辺境の貧乏伯爵に嫁ぐことになったので領地改革に励みます

王の裁定

 二日後、アンジェリクはセルジュに付き添われて王の私室に向かった。マリーヌとフランシーヌも後ろに控えている。
 王は謁見の合間に時間を割いて私室に招いてくれたのだった。

 セルジュは王の居間には入らず、複数名の証人とともに控えの間で待機する。

「コルラードには災難だった。命はとりとめたと聞いて安心した」
「気にかけていただき、ありがとうございます」

 王の時間を無駄にしないために、アンジェリクはすぐに最初の陳述を始めた。

「父を襲った男には、襲撃を依頼した人物がいることがわかりました」
「物取りの犯行と聞いているが、そうではなく、誰かがコルラードの命を狙ったというのか」

 その通りだとアンジェリクは頷く。
 王の視線は微妙だった。
 以前、エルネストとの婚約を破棄する原因となった、学園での事件のことが頭にあるからだろう。

 学園で起きた嫌がらせや窃盗の犯人が全てアンジェリクだったというものだ。
 弁明の機会もないままブールに送られたので、王の中ではアンジェリクは卑しい女のままだ。
 エルネストと婚約していても、王とは滅多に話したことがなかった。忙しい人だからだ。
 話したことはなくとも、勤勉で、真摯に政治に取り組む王をアンジェリクは尊敬していた。だから、王に失望されたことだけは、残念に思っていた。

 あの時の誤解を、先に解いたほうがいいかもしれない。
 この王は、卑しい者の言うことを信じないだろう。アンジェリクの時はたくさんの証人がいたので、王の判断を責めることはできない。

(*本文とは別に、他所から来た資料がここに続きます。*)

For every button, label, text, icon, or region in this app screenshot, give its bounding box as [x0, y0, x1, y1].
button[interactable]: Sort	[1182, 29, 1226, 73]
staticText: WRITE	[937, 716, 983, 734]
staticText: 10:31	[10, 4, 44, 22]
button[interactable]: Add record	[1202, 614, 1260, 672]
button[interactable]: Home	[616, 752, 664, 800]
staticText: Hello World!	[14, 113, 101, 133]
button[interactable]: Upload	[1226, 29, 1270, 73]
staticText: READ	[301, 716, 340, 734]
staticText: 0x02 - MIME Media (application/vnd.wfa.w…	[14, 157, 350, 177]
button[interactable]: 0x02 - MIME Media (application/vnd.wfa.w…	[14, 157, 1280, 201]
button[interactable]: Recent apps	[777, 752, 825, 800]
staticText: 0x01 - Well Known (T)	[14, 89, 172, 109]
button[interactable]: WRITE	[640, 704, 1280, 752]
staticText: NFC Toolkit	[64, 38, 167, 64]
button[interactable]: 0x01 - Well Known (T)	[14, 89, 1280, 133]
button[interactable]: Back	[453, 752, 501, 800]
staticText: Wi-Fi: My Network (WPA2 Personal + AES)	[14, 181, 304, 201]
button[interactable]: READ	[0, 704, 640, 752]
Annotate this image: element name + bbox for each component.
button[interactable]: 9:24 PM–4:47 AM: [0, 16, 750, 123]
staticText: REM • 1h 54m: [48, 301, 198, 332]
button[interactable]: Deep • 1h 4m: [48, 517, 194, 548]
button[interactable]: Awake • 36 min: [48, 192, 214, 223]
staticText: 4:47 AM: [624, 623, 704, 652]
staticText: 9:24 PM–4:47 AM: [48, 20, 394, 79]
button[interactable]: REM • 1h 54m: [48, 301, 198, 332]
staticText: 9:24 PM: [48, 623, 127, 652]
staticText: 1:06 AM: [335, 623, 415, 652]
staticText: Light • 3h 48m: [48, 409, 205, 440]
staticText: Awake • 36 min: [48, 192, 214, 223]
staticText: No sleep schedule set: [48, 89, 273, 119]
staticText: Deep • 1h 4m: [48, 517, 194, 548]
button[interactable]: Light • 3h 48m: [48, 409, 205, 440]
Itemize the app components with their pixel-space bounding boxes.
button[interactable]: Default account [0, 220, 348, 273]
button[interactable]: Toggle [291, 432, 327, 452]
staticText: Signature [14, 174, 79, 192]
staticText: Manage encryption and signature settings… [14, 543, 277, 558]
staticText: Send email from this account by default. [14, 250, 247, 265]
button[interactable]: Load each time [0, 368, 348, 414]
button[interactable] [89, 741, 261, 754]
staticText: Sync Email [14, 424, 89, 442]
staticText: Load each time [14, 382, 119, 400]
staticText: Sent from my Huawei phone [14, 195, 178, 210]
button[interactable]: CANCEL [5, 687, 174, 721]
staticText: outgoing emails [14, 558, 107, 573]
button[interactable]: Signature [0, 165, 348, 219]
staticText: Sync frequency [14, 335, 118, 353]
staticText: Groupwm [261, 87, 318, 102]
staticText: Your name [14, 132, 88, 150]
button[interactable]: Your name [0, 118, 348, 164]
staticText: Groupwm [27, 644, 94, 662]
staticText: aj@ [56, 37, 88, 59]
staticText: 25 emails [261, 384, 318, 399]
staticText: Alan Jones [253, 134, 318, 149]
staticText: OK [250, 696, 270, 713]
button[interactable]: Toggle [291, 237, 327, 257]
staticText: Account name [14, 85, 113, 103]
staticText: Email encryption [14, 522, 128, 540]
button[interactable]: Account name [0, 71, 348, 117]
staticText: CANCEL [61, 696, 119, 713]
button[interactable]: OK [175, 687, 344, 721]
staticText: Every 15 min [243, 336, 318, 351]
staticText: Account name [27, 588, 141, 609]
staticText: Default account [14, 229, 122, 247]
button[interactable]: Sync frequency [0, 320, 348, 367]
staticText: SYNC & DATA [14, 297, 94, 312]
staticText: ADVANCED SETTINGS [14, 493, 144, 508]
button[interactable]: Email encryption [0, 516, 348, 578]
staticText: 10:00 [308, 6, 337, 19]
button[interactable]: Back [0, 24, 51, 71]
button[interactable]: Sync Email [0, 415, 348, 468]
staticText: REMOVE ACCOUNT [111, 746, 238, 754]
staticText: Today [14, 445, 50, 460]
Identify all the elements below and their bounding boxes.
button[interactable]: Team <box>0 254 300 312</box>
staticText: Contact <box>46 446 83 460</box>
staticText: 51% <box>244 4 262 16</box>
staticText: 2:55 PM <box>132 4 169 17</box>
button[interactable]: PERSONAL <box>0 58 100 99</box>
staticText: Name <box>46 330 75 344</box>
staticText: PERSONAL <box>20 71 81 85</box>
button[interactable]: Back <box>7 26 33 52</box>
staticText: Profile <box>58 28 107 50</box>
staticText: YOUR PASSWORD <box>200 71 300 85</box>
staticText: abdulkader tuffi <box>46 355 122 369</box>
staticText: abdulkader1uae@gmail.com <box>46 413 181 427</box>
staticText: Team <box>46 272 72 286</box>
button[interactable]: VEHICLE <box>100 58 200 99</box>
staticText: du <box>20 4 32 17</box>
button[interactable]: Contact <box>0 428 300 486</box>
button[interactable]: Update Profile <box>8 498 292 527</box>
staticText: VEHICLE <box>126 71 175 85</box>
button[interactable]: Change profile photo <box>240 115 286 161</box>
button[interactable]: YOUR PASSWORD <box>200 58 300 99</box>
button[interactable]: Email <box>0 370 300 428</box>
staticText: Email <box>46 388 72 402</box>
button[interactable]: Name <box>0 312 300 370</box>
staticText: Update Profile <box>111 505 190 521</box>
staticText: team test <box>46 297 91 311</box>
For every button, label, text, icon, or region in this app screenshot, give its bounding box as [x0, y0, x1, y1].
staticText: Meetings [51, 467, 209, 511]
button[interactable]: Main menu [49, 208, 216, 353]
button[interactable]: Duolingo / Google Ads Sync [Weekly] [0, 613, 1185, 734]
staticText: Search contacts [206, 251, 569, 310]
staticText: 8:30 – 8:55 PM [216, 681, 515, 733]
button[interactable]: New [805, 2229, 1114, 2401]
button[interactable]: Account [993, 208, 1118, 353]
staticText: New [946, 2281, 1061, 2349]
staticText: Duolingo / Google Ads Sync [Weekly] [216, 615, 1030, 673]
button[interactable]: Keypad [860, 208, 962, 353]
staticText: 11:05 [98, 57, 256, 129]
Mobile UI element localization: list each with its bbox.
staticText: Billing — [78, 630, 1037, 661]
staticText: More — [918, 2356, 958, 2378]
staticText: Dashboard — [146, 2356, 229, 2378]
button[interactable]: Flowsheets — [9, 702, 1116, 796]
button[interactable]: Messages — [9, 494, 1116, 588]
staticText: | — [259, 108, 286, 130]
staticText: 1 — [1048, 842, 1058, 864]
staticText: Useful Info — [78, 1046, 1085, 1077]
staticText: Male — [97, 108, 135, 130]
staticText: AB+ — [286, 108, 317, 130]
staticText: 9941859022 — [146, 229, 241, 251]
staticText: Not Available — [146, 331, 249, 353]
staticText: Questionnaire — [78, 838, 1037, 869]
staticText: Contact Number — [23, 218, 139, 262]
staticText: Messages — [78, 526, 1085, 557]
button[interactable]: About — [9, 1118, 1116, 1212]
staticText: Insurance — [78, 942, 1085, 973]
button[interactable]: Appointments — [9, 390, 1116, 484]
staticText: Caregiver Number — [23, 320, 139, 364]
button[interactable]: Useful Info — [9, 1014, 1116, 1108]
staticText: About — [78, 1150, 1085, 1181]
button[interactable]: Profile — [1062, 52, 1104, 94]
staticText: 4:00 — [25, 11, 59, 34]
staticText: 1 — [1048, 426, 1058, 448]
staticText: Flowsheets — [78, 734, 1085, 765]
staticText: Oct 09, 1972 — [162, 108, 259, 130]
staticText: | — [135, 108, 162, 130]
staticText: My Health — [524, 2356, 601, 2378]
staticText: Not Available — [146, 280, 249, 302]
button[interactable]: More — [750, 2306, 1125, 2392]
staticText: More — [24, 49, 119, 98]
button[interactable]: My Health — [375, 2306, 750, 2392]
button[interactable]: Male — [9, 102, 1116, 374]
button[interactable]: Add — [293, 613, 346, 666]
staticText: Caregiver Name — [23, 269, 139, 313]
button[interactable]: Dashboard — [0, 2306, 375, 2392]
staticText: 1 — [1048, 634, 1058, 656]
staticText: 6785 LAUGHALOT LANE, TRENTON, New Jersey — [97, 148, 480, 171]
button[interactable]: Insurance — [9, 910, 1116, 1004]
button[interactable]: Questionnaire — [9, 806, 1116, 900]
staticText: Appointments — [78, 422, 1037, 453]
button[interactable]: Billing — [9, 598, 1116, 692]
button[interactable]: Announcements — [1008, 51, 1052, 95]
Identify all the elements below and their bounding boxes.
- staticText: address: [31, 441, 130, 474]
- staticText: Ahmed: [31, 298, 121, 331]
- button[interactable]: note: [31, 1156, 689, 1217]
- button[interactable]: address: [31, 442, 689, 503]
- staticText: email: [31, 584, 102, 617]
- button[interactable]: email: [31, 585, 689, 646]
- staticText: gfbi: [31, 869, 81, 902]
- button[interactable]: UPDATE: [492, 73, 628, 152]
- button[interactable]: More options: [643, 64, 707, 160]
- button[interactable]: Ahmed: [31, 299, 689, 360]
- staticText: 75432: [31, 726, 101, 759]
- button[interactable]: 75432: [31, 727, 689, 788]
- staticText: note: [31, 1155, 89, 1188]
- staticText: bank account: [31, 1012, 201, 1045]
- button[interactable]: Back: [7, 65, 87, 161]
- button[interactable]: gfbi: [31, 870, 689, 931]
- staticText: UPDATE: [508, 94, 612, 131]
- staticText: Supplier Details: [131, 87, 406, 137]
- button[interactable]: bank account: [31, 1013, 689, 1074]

「先に、少しだけお時間をください。長くはかかりません」

 王の許可をもらい、七、八名の元令嬢たちを私室に通してもらった。
 伯爵夫人や侯爵夫人となった友人たちは、自分や嫁ぎ先の立場を悪くする可能性が大きいにもかかわらず、過去の証言は偽りだったと王の前で懺悔した。

「アンジェリクは何もしていません」
「全くの無実でした」

 この場だけの言葉ではなく、これまでにも何度も手紙を書いて詫びていると彼女たちは言った。それを裏付けるように、手紙の束が側近の手によって、王に差し出された。

「そこに書いてあることは、どれも私個人に宛てたものです。どうか、それを元に私の友人たちを裁くのはご容赦ください」

 王は何通かにさっと目を通し、難しい顔になった。

「ここには、全ての元凶はシャルロットにあると書かれているようだが……」

 元令嬢たちが一様に頷いた。
 とりあえず、彼女たちには「下がるように」と王は言った。
 沙汰は追って伝えると告げられ、みんなうなだれていた。

 過去に犯した罪を思えば仕方のないことだが、今日ここで見せてくれた真心を斟酌してもらえればと願う。
 王は、さらに何通かに目を通した。

「アンジェリク、私は、間違った判断でおまえを辺境に嫁がせてしまったようだ」

 許されることだろうかと、王は小さく呟いた。
 アンジェリクは心を打たれた。王が臣下に頭を下げることはない。
 これは最大限の謝罪の言葉だ。

「もったいないお言葉です」
「代わりと言ってはなんだが、望みがあれば言いなさい」
「では、どうか、先ほど罪を告白した者たちをお許しください」

 王は一瞬、虚を突かれた顔になった。
 それから何かを得たというように深く頷いた。

「許そう」

 そして、先を促す。

「コルラードを襲わせた者に心当たりがあるのか」
「はい」
「それは、誰だ」
「お許しいただければ、今からこちらに呼びたいと思います」

 王が軽く頷くと、次の間の扉が開き、シャルロットが入ってきた。
 口をへの字に曲げて、恨めしそうにアンジェリクを睨む。シャルロットにはバラボー子爵ではなく、エルネストが付き添っていた。